Neutralization assays using pseudotyped viruses were performed to evaluate the selected monoclonal antibodies. The specificity of the monoclonal antibodies towards the receptor binding domain of the spike protein was tested using competition ELISA. The study also tested the neutralizing ability of the monoclonal antibodies against WA-1, the North American founder strain, and other relevant variants of concern. Furthermore, the neutralizing ability of the selected monoclonal antibodies was compared against that of monoclonal antibodies in clinical use.
Cryogenic electron microscopy (cryo-EM) was used to understand the structural interactions between the SARS-CoV-2 spike protein trimer and the two most potent monoclonal antibodies from the study — NA8 and NE12.
Additionally, hamster models were used to test the in vivo prophylactic efficiency and therapeutic activity of NA8 and NE12. For testing the prophylactic efficacy, the hamsters were intraperitoneally inoculated with different concentrations of the monoclonal antibodies before being intranasally challenged with the Beta variant and WA-1 strain of SARS-CoV-2. The therapeutic efficacy was measured by intraperitoneally administering the hamsters with monoclonal antibodies after infecting them with the WA-1 strain and Beta variant.
Results
The results reported that NA8 and NE12 have complementary properties, and exhibited potent neutralizing action against all the major SARS-CoV-2 variants of concern. The NA8 monoclonal antibody displayed broad neutralizing abilities at picomolar concentrations against the Beta variant and Omicron BA.1 and BA.2 subvariants, and at nanomolar concentrations against the recent BA.2.12.1 and BA.4 subvariants.
The cryo-EM structural analysis images revealed that the NA8 antibody has a highly conserved binding epitope with a slightly shifted receptor binding ridge which allows it to circumvent the mutated regions of the Beta and Omicron receptor binding regions. The NE12 epitope was seen to overlap the angiotensin-converting enzyme-2 (ACE-2) receptor footprints of the receptor binding domain. Despite having partially overlapping epitopes, the combined use of NA8 and NE12 did not display any reduction in the neutralizing potency of either of the monoclonal antibodies.
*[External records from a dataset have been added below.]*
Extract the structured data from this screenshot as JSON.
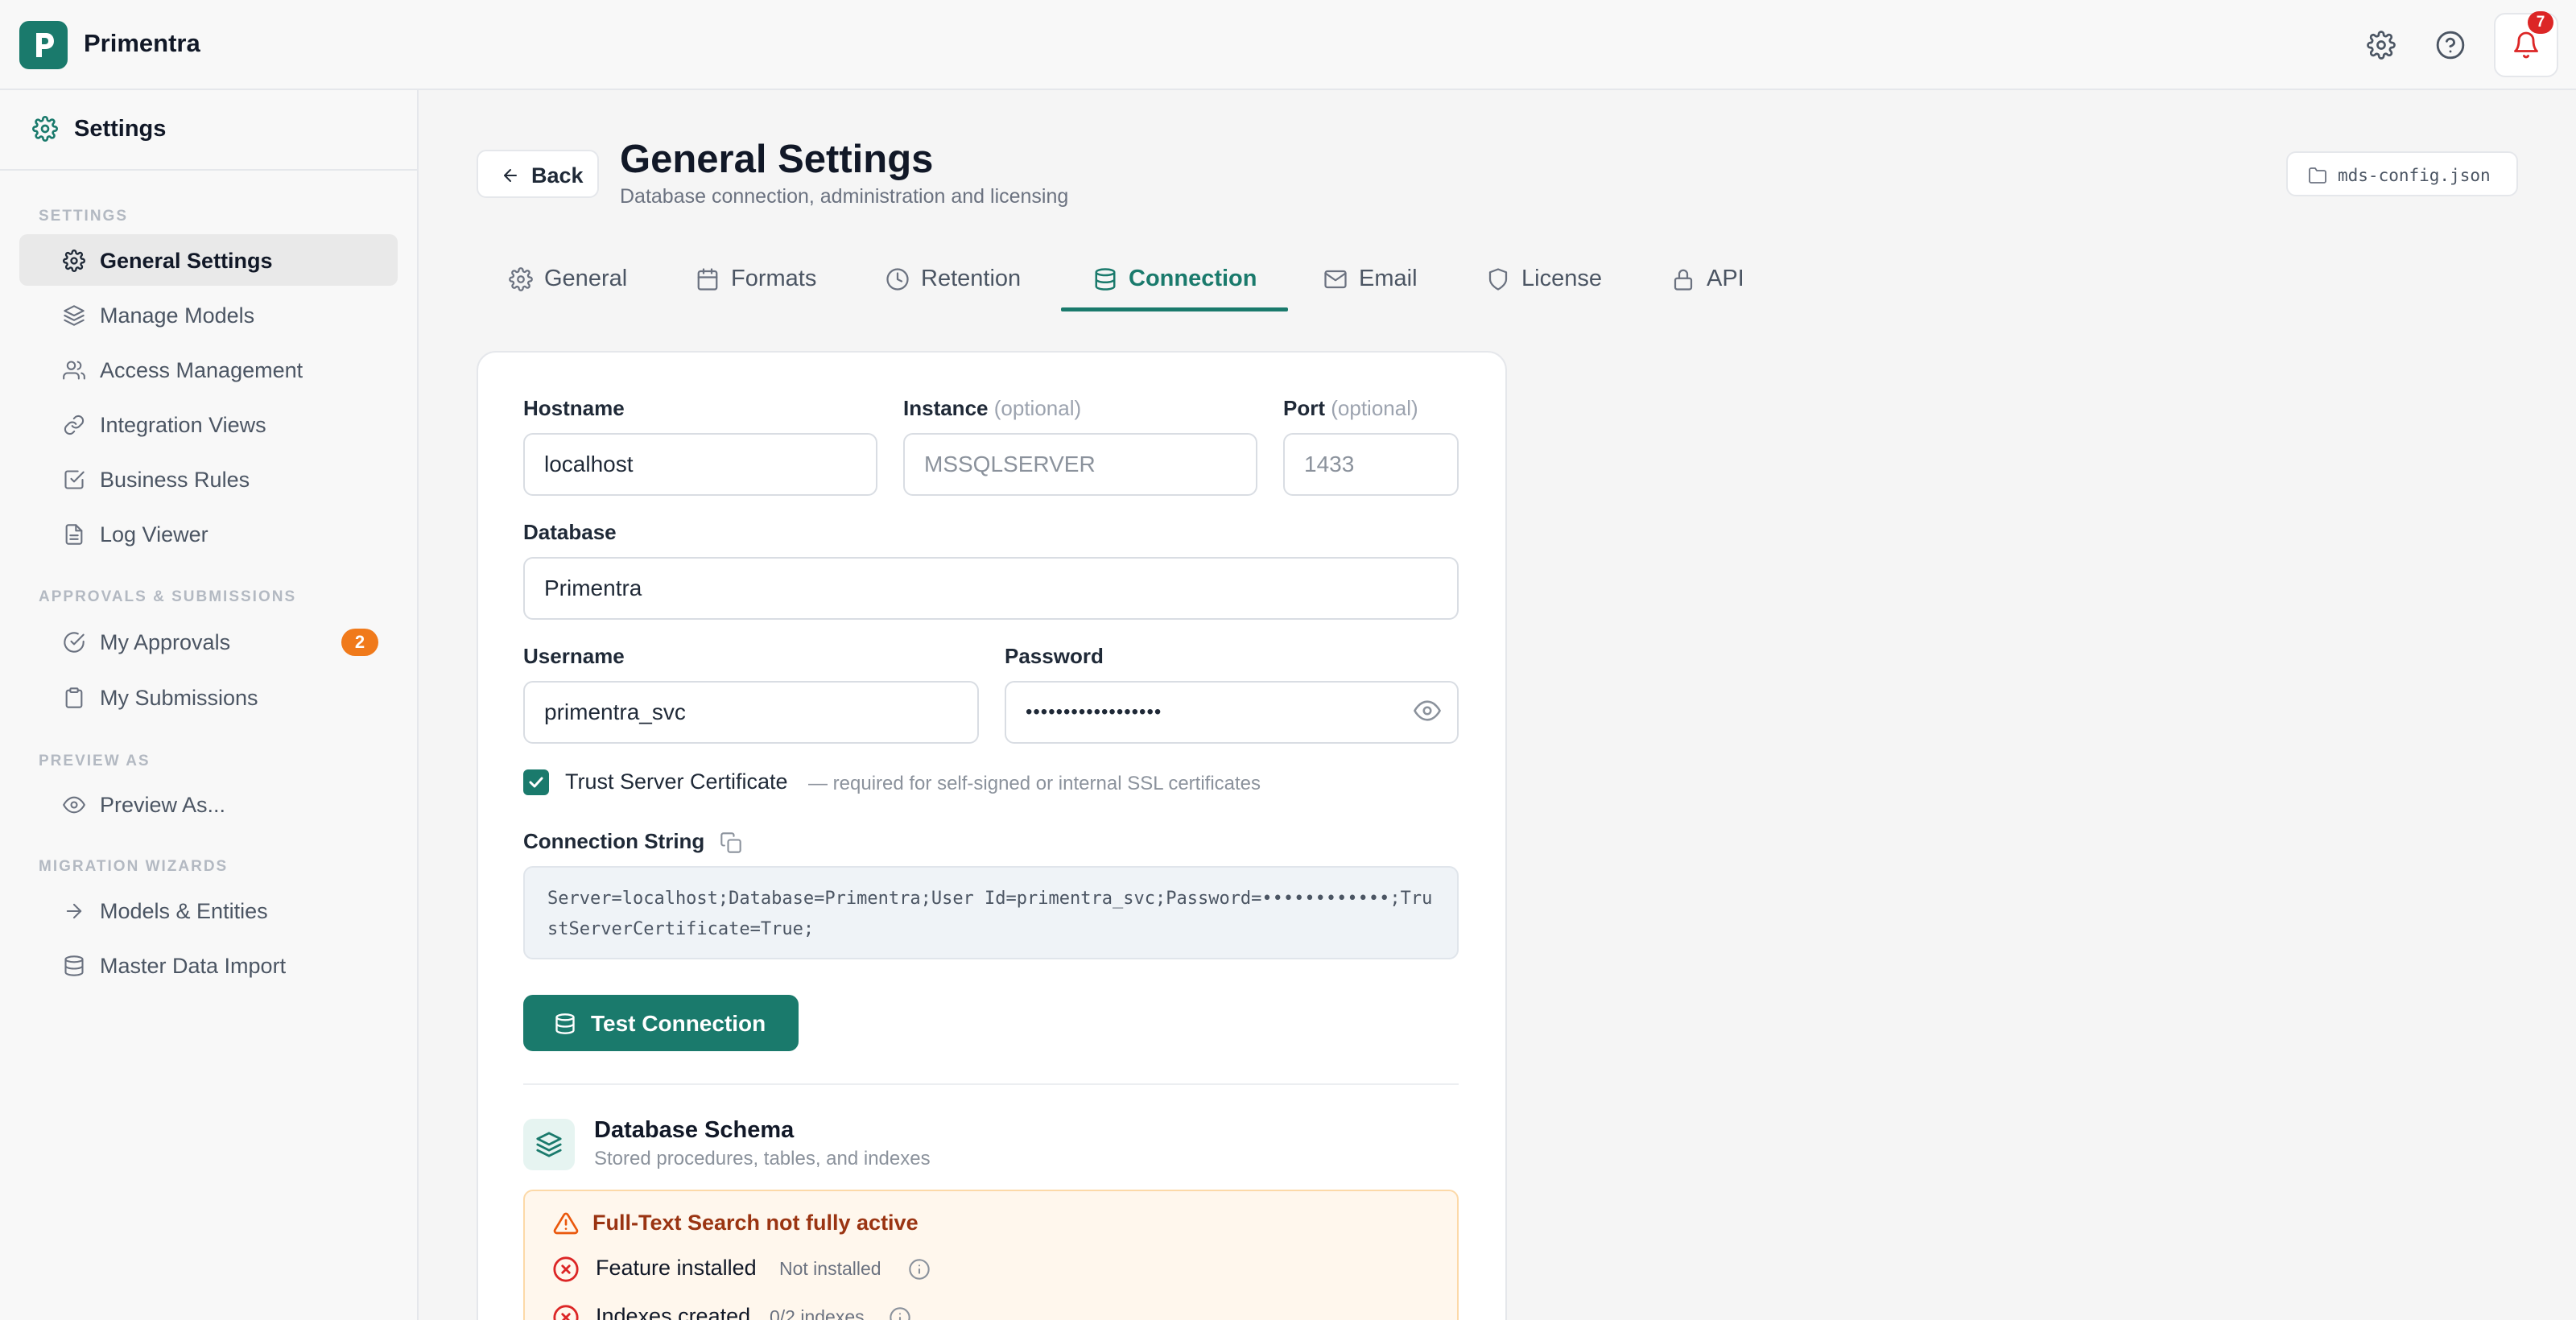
{
  "app": {
    "name": "Primentra"
  },
  "topbar": {
    "notification_count": "7"
  },
  "sidebar": {
    "header": "Settings",
    "sections": {
      "settings": "SETTINGS",
      "approvals": "APPROVALS & SUBMISSIONS",
      "preview": "PREVIEW AS",
      "migration": "MIGRATION WIZARDS"
    },
    "items": [
      {
        "label": "General Settings",
        "icon": "gear-icon"
      },
      {
        "label": "Manage Models",
        "icon": "layers-icon"
      },
      {
        "label": "Access Management",
        "icon": "users-icon"
      },
      {
        "label": "Integration Views",
        "icon": "link-icon"
      },
      {
        "label": "Business Rules",
        "icon": "check-square-icon"
      },
      {
        "label": "Log Viewer",
        "icon": "file-icon"
      },
      {
        "label": "My Approvals",
        "icon": "check-circle-icon",
        "badge": "2"
      },
      {
        "label": "My Submissions",
        "icon": "clipboard-icon"
      },
      {
        "label": "Preview As...",
        "icon": "eye-icon"
      },
      {
        "label": "Models & Entities",
        "icon": "arrow-right-icon"
      },
      {
        "label": "Master Data Import",
        "icon": "database-icon"
      }
    ]
  },
  "header": {
    "back_label": "Back",
    "title": "General Settings",
    "subtitle": "Database connection, administration and licensing",
    "config_file": "mds-config.json"
  },
  "tabs": [
    {
      "label": "General",
      "icon": "gear-icon"
    },
    {
      "label": "Formats",
      "icon": "calendar-icon"
    },
    {
      "label": "Retention",
      "icon": "clock-icon"
    },
    {
      "label": "Connection",
      "icon": "database-icon",
      "active": true
    },
    {
      "label": "Email",
      "icon": "mail-icon"
    },
    {
      "label": "License",
      "icon": "shield-icon"
    },
    {
      "label": "API",
      "icon": "lock-icon"
    }
  ],
  "form": {
    "hostname_label": "Hostname",
    "hostname_value": "localhost",
    "instance_label": "Instance",
    "instance_optional": "(optional)",
    "instance_placeholder": "MSSQLSERVER",
    "port_label": "Port",
    "port_optional": "(optional)",
    "port_placeholder": "1433",
    "database_label": "Database",
    "database_value": "Primentra",
    "username_label": "Username",
    "username_value": "primentra_svc",
    "password_label": "Password",
    "password_value": "••••••••••••••••••",
    "trust_label": "Trust Server Certificate",
    "trust_hint": "— required for self-signed or internal SSL certificates",
    "connstring_label": "Connection String",
    "connstring_value": "Server=localhost;Database=Primentra;User Id=primentra_svc;Password=••••••••••••;TrustServerCertificate=True;",
    "test_button": "Test Connection"
  },
  "schema": {
    "title": "Database Schema",
    "subtitle": "Stored procedures, tables, and indexes",
    "warning_title": "Full-Text Search not fully active",
    "checks": [
      {
        "label": "Feature installed",
        "value": "Not installed"
      },
      {
        "label": "Indexes created",
        "value": "0/2 indexes"
      }
    ]
  },
  "colors": {
    "accent": "#1a7a6c",
    "badge": "#f07a1b",
    "alert": "#dc2626",
    "warning": "#9a3412"
  }
}
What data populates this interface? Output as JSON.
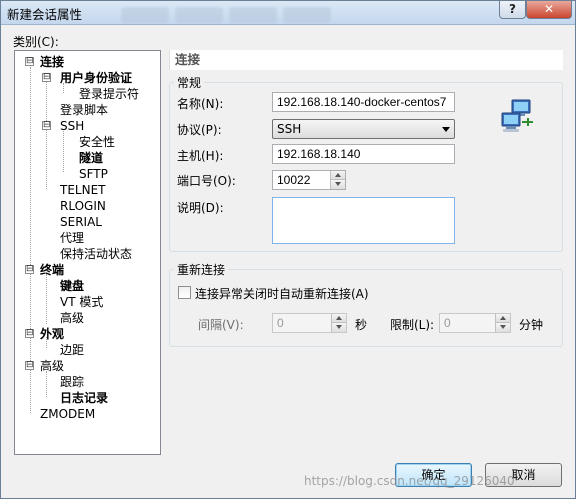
{
  "window": {
    "title": "新建会话属性",
    "help_glyph": "?",
    "close_glyph": "✕"
  },
  "category": {
    "label": "类别(C):",
    "tree": [
      {
        "label": "连接",
        "bold": true,
        "expander": "⊟"
      },
      {
        "label": "用户身份验证",
        "bold": true,
        "expander": "⊟"
      },
      {
        "label": "登录提示符",
        "bold": false
      },
      {
        "label": "登录脚本",
        "bold": false
      },
      {
        "label": "SSH",
        "bold": false,
        "expander": "⊟"
      },
      {
        "label": "安全性",
        "bold": false
      },
      {
        "label": "隧道",
        "bold": true
      },
      {
        "label": "SFTP",
        "bold": false
      },
      {
        "label": "TELNET",
        "bold": false
      },
      {
        "label": "RLOGIN",
        "bold": false
      },
      {
        "label": "SERIAL",
        "bold": false
      },
      {
        "label": "代理",
        "bold": false
      },
      {
        "label": "保持活动状态",
        "bold": false
      },
      {
        "label": "终端",
        "bold": true,
        "expander": "⊟"
      },
      {
        "label": "键盘",
        "bold": true
      },
      {
        "label": "VT 模式",
        "bold": false
      },
      {
        "label": "高级",
        "bold": false
      },
      {
        "label": "外观",
        "bold": true,
        "expander": "⊟"
      },
      {
        "label": "边距",
        "bold": false
      },
      {
        "label": "高级",
        "bold": false,
        "expander": "⊟"
      },
      {
        "label": "跟踪",
        "bold": false
      },
      {
        "label": "日志记录",
        "bold": true
      },
      {
        "label": "ZMODEM",
        "bold": false
      }
    ]
  },
  "panel": {
    "header": "连接",
    "general": {
      "title": "常规",
      "name_label": "名称(N):",
      "name_value": "192.168.18.140-docker-centos7",
      "protocol_label": "协议(P):",
      "protocol_value": "SSH",
      "host_label": "主机(H):",
      "host_value": "192.168.18.140",
      "port_label": "端口号(O):",
      "port_value": "10022",
      "desc_label": "说明(D):",
      "desc_value": ""
    },
    "reconnect": {
      "title": "重新连接",
      "checkbox_label": "连接异常关闭时自动重新连接(A)",
      "interval_label": "间隔(V):",
      "interval_value": "0",
      "interval_unit": "秒",
      "limit_label": "限制(L):",
      "limit_value": "0",
      "limit_unit": "分钟"
    }
  },
  "buttons": {
    "ok": "确定",
    "cancel": "取消"
  },
  "watermark": "https://blog.csdn.net/qq_29126040",
  "icons": [
    "network-computers-icon",
    "spin-up-icon",
    "spin-down-icon",
    "dropdown-arrow-icon"
  ]
}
The two monoclonal antibodies also displayed high prophylactic and therapeutic potency in vivo, when tested in hamster models. Furthermore, compared to current monoclonal antibodies in clinical use, NA8 and NE12 exhibited potent and broad neutralizing action.
Conclusions
To summarize, the study reported the development and characterization of novel monoclonal antibodies NA8 and NE12 that displayed broad and potent neutralizing abilities against the major SARS-CoV-2 variants and the currently dominant Omicron subvariants when used in combination.
The two monoclonal antibodies also exhibited high therapeutic and prophylactic action in vivo in hamster models. Structural analysis of the binding epitopes explained the broad potency and reactivity. The conserved binding epitope of NA8 also indicates its ability to neutralize future variants.
With currently used monoclonal antibody therapies and vaccines losing efficacy against the emergent Omicron subvariants, the development of broadly neutralizing antibodies such as NA8 and NE12 can help limit the global spread of immune-evading SARS-CoV-2 variants.